Through the Human Genome Project, which began in 1990 and concluded in 2003, the scientific community gained access to a wealth of knowledge in the form of a reference genome representing approximately 92% of our genetic blueprint. While the insights gained from this 13-year endeavor have been invaluable, the remaining 8% of the human genome – comparable in size to an entire chromosome – has left unanswered questions about yet undiscovered genetic variations and their potential impact on human health. In the two decades since the publication of the first human reference genome, sequencing technologies have become much faster, less expensive and more accurate, allowing researchers to fill in the gaps and deepen our understanding of human genomic variation. Now, the Telomere to Telomere (T2T) consortium, which included leadership from researchers at the National Human Genome Research Institute (NHGRI), University of California, Santa Cruz and University of Washington, Seattle, has generated the first-ever complete, gapless sequence of a human genome, providing a new comprehensive view of the roughly 3 billion bases in our DNA blueprint.
To complete the sequence, the T2T researchers developed a uniformly homozygous human cell line, T2T-CHM13, and leveraged advancements in sequencing technology that have been made in recent years, namely more accurate long-read sequencing capabilities. Long- and ultralong-read methods helped ensure that some of the most challenging and repetitive stretches of the genome could be fully mapped, such as areas near the telomeres and centromeres of the chromosome. For these purposes, the researchers utilized the Oxford Nanopore DNA sequencing method, which can read up to 1 million DNA bases in a single read with modest accuracy, and the PacBio HiFi DNA sequencing method, which can read about 20,000 bases with nearly perfect accuracy, according to the NHGRI.
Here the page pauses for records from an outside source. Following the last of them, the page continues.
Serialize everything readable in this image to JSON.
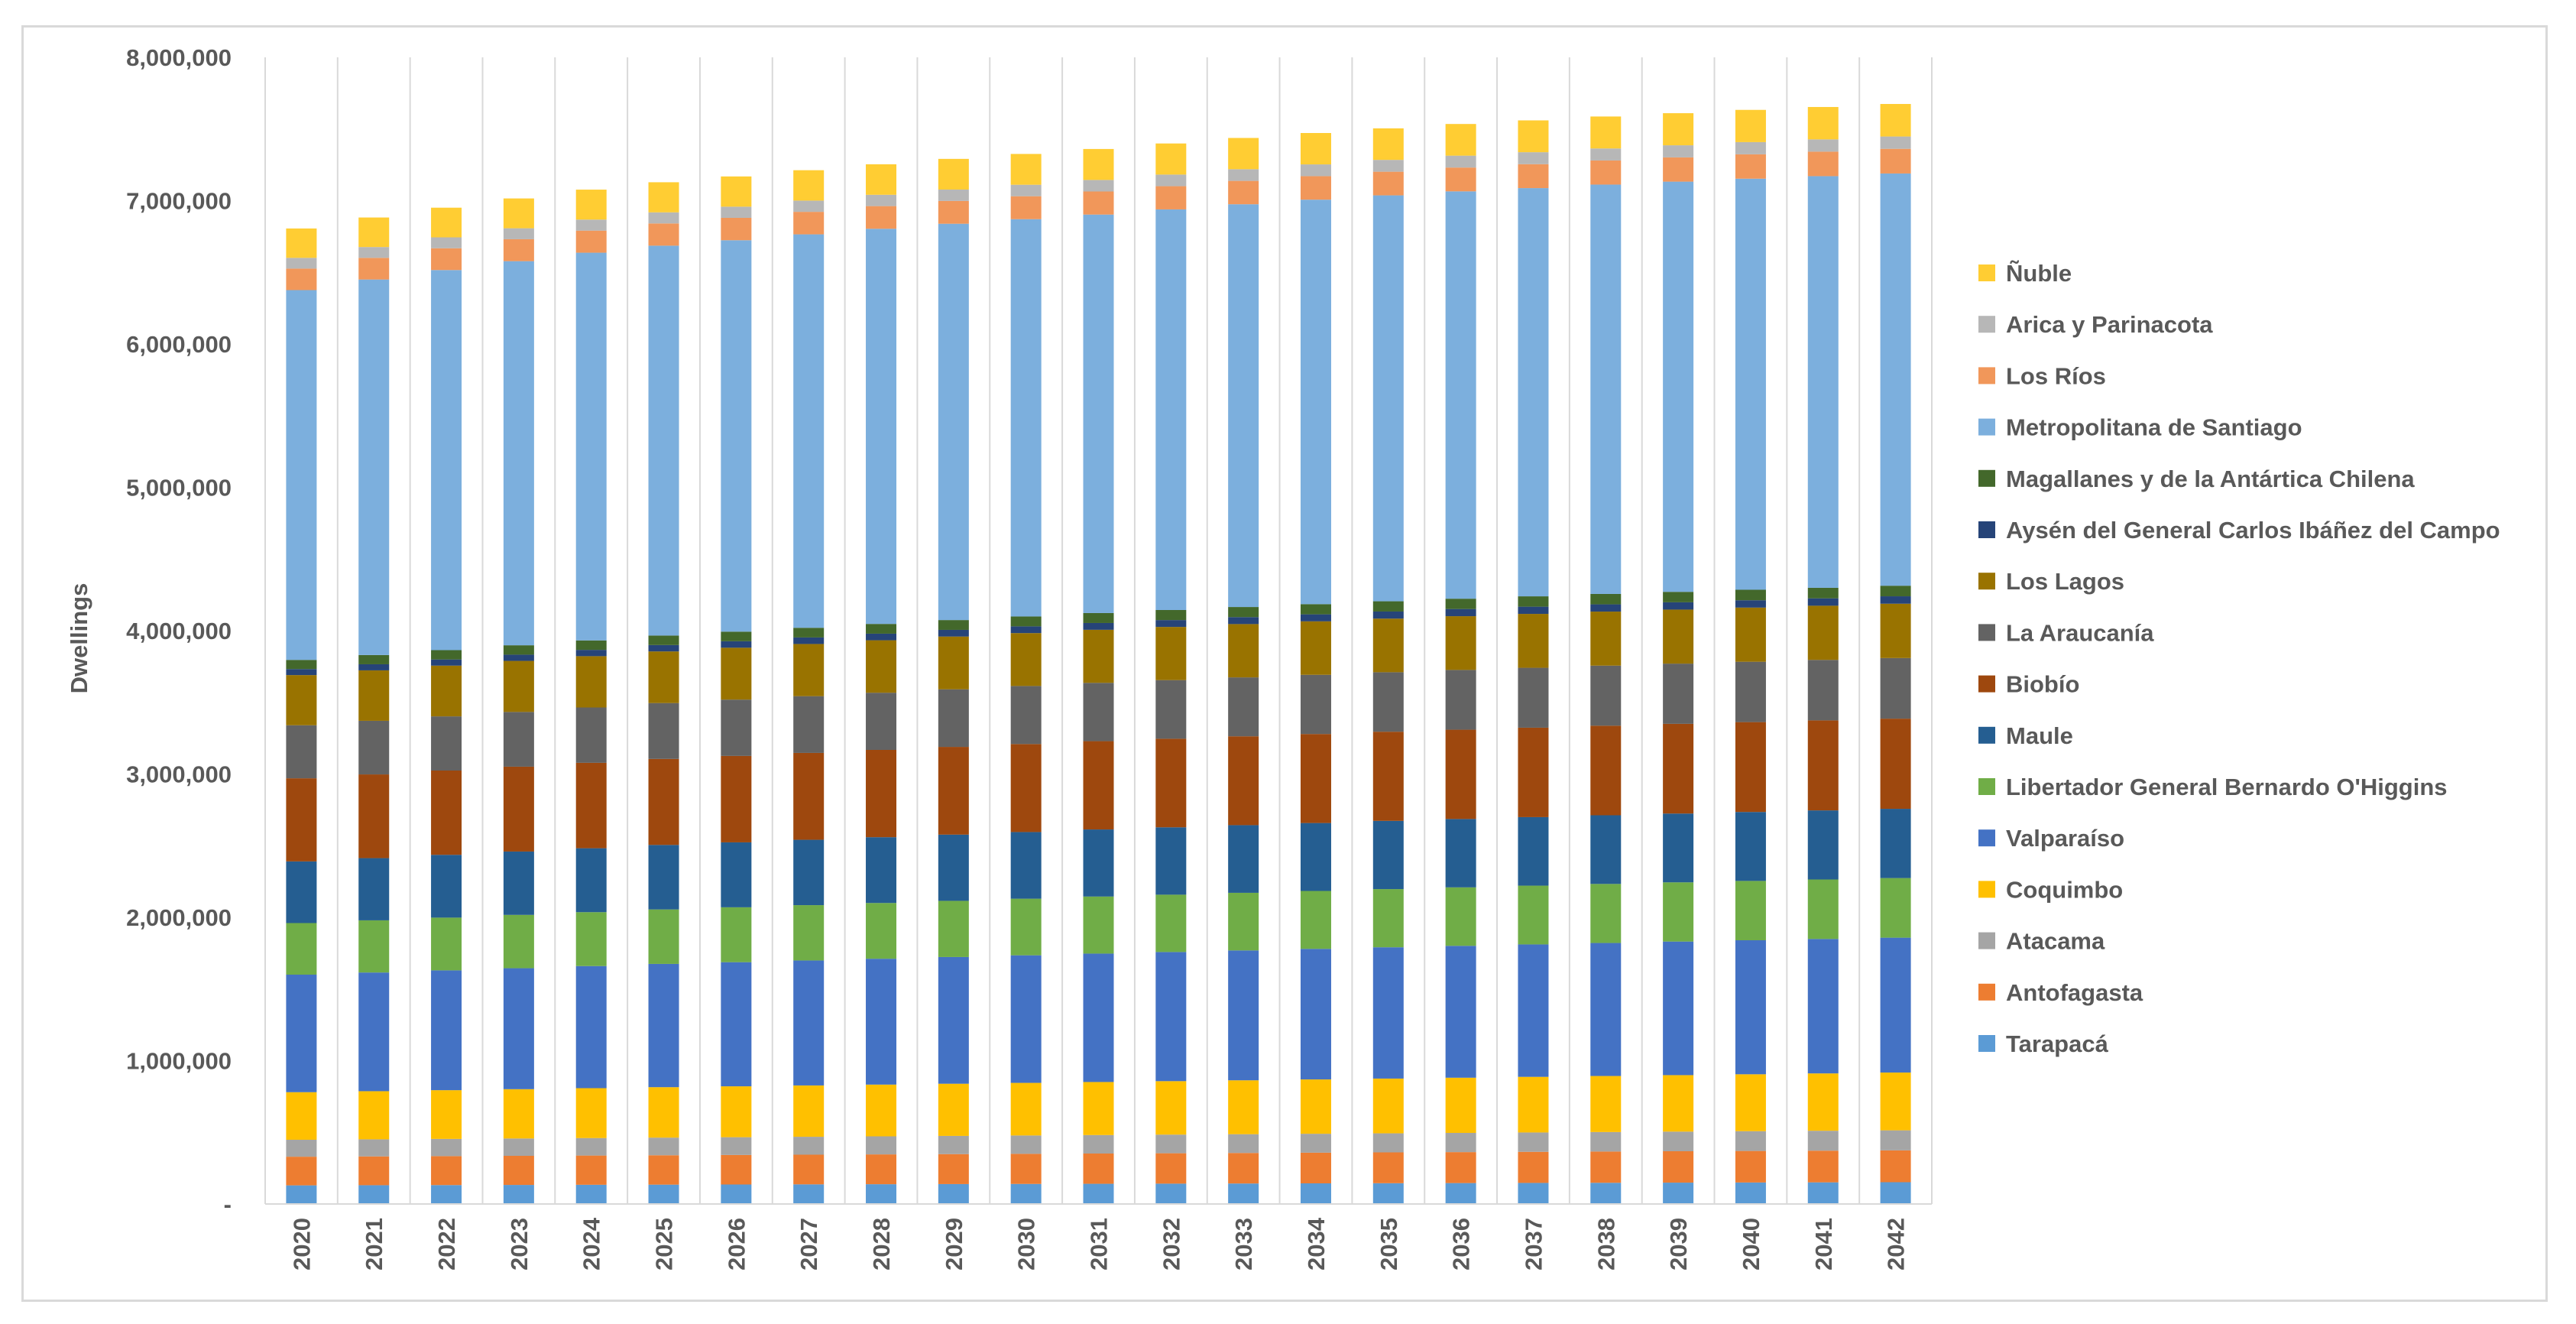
{
  "chart_data": {
    "type": "bar",
    "stacked": true,
    "title": "",
    "xlabel": "",
    "ylabel": "Dwellings",
    "ylim": [
      0,
      8000000
    ],
    "yticks": [
      0,
      1000000,
      2000000,
      3000000,
      4000000,
      5000000,
      6000000,
      7000000,
      8000000
    ],
    "ytick_labels": [
      "-",
      "1,000,000",
      "2,000,000",
      "3,000,000",
      "4,000,000",
      "5,000,000",
      "6,000,000",
      "7,000,000",
      "8,000,000"
    ],
    "grid": "vertical",
    "legend_position": "right",
    "categories": [
      "2020",
      "2021",
      "2022",
      "2023",
      "2024",
      "2025",
      "2026",
      "2027",
      "2028",
      "2029",
      "2030",
      "2031",
      "2032",
      "2033",
      "2034",
      "2035",
      "2036",
      "2037",
      "2038",
      "2039",
      "2040",
      "2041",
      "2042"
    ],
    "series": [
      {
        "name": "Tarapacá",
        "color": "#5b9bd5",
        "values": [
          130000,
          131000,
          132000,
          133000,
          134000,
          135000,
          136000,
          137000,
          138000,
          139000,
          140000,
          141000,
          142000,
          143000,
          144000,
          145000,
          146000,
          147000,
          148000,
          149000,
          150000,
          151000,
          152000
        ]
      },
      {
        "name": "Antofagasta",
        "color": "#ed7d31",
        "values": [
          200000,
          201000,
          202000,
          203000,
          204000,
          205000,
          206000,
          207000,
          208000,
          209000,
          210000,
          211000,
          212000,
          213000,
          214000,
          215000,
          216000,
          217000,
          218000,
          219000,
          220000,
          221000,
          222000
        ]
      },
      {
        "name": "Atacama",
        "color": "#a5a5a5",
        "values": [
          118000,
          119000,
          120000,
          121000,
          122000,
          123000,
          124000,
          125000,
          126000,
          127000,
          128000,
          129000,
          130000,
          131000,
          132000,
          133000,
          134000,
          135000,
          136000,
          137000,
          138000,
          139000,
          140000
        ]
      },
      {
        "name": "Coquimbo",
        "color": "#ffc000",
        "values": [
          332000,
          336000,
          340000,
          344000,
          348000,
          352000,
          355000,
          358000,
          361000,
          364000,
          367000,
          370000,
          373000,
          376000,
          379000,
          382000,
          385000,
          388000,
          391000,
          394000,
          397000,
          400000,
          403000
        ]
      },
      {
        "name": "Valparaíso",
        "color": "#4472c4",
        "values": [
          820000,
          828000,
          836000,
          844000,
          852000,
          860000,
          866000,
          872000,
          878000,
          884000,
          890000,
          896000,
          901000,
          906000,
          911000,
          916000,
          920000,
          924000,
          928000,
          932000,
          935000,
          938000,
          941000
        ]
      },
      {
        "name": "Libertador General Bernardo O'Higgins",
        "color": "#70ad47",
        "values": [
          360000,
          364000,
          368000,
          372000,
          376000,
          380000,
          383000,
          386000,
          389000,
          392000,
          395000,
          398000,
          400000,
          402000,
          404000,
          406000,
          408000,
          410000,
          412000,
          413000,
          414000,
          415000,
          416000
        ]
      },
      {
        "name": "Maule",
        "color": "#255e91",
        "values": [
          430000,
          434000,
          438000,
          442000,
          446000,
          450000,
          453000,
          456000,
          459000,
          462000,
          465000,
          468000,
          470000,
          472000,
          474000,
          476000,
          477000,
          478000,
          479000,
          480000,
          481000,
          482000,
          483000
        ]
      },
      {
        "name": "Biobío",
        "color": "#9e480e",
        "values": [
          580000,
          584000,
          588000,
          592000,
          596000,
          600000,
          603000,
          606000,
          609000,
          612000,
          614000,
          616000,
          618000,
          620000,
          621000,
          622000,
          623000,
          624000,
          625000,
          626000,
          627000,
          628000,
          629000
        ]
      },
      {
        "name": "La Araucanía",
        "color": "#636363",
        "values": [
          370000,
          374000,
          378000,
          382000,
          386000,
          390000,
          393000,
          396000,
          399000,
          402000,
          405000,
          407000,
          409000,
          411000,
          413000,
          415000,
          417000,
          418000,
          419000,
          420000,
          421000,
          422000,
          423000
        ]
      },
      {
        "name": "Los Lagos",
        "color": "#997300",
        "values": [
          350000,
          352000,
          354000,
          356000,
          358000,
          360000,
          362000,
          364000,
          366000,
          368000,
          369000,
          370000,
          371000,
          372000,
          373000,
          374000,
          375000,
          376000,
          377000,
          377000,
          378000,
          378000,
          379000
        ]
      },
      {
        "name": "Aysén del General Carlos Ibáñez del Campo",
        "color": "#264478",
        "values": [
          42000,
          42500,
          43000,
          43500,
          44000,
          44500,
          45000,
          45500,
          46000,
          46500,
          47000,
          47500,
          48000,
          48500,
          49000,
          49500,
          50000,
          50300,
          50600,
          50900,
          51200,
          51500,
          51800
        ]
      },
      {
        "name": "Magallanes y de la Antártica Chilena",
        "color": "#43682b",
        "values": [
          64000,
          64500,
          65000,
          65500,
          66000,
          66500,
          67000,
          67500,
          68000,
          68500,
          69000,
          69500,
          70000,
          70500,
          71000,
          71500,
          72000,
          72300,
          72600,
          72900,
          73200,
          73500,
          73800
        ]
      },
      {
        "name": "Metropolitana de Santiago",
        "color": "#7cafdd",
        "values": [
          2580000,
          2620000,
          2652000,
          2680000,
          2705000,
          2720000,
          2731000,
          2745000,
          2757000,
          2765000,
          2772000,
          2780000,
          2795000,
          2810000,
          2822000,
          2832000,
          2842000,
          2848000,
          2856000,
          2862000,
          2868000,
          2872000,
          2876000
        ]
      },
      {
        "name": "Los Ríos",
        "color": "#f1975a",
        "values": [
          150000,
          151000,
          152000,
          153000,
          154000,
          155000,
          156000,
          157000,
          158000,
          159000,
          160000,
          161000,
          162000,
          163000,
          164000,
          165000,
          166000,
          167000,
          168000,
          169000,
          170000,
          171000,
          172000
        ]
      },
      {
        "name": "Arica y Parinacota",
        "color": "#b7b7b7",
        "values": [
          75000,
          75500,
          76000,
          76500,
          77000,
          77500,
          78000,
          78500,
          79000,
          79500,
          80000,
          80500,
          81000,
          81500,
          82000,
          82500,
          83000,
          83500,
          84000,
          84500,
          85000,
          85500,
          86000
        ]
      },
      {
        "name": "Ñuble",
        "color": "#ffcd33",
        "values": [
          205000,
          206000,
          207000,
          208000,
          209000,
          210000,
          211000,
          212000,
          213000,
          214000,
          215000,
          216000,
          217000,
          218000,
          219000,
          220000,
          221000,
          222000,
          223000,
          224000,
          225000,
          226000,
          227000
        ]
      }
    ]
  }
}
The results of the T2T consortium’s work have been published in a package of six papers in the journal Science, including the article “The complete sequence of the human genome” by Nurk et al., which describes the methods used for sequencing. The researchers have used the now-complete sequence as a reference to discover more than 2 million additional variants in the human genome, as well as provide more accurate information about genomic variants within 622 medically relevant genes. Several other research groups are also using a pre-release version of the complete human genome to aid in their own research, according to the NHGRI. The completed genome opens up new possibilities for the study of human disease and can ultimately lead to improved clinical diagnostics and care for patients in the future.
“In the future, when someone has their genome sequenced, we will be able to identify all of the variants in their DNA and use that information to better guide their healthcare,” said consortium co-chair Adam Phillippy, whose research group at NHGRI led the finishing effort. “Truly finishing the human genome sequence was like putting on a new pair of glasses. Now that we can clearly see everything, we are one step closer to understanding what it all means.”
The sequencing effort also included researchers from Johns Hopkins University, the University of Connecticut, the University of California, Davis, Howard Hughes Medical Institute and the National Institute of Standards and Technology. The six papers reporting this accomplishment were published in Science on March 31, 2022, along with companion papers in several other journals.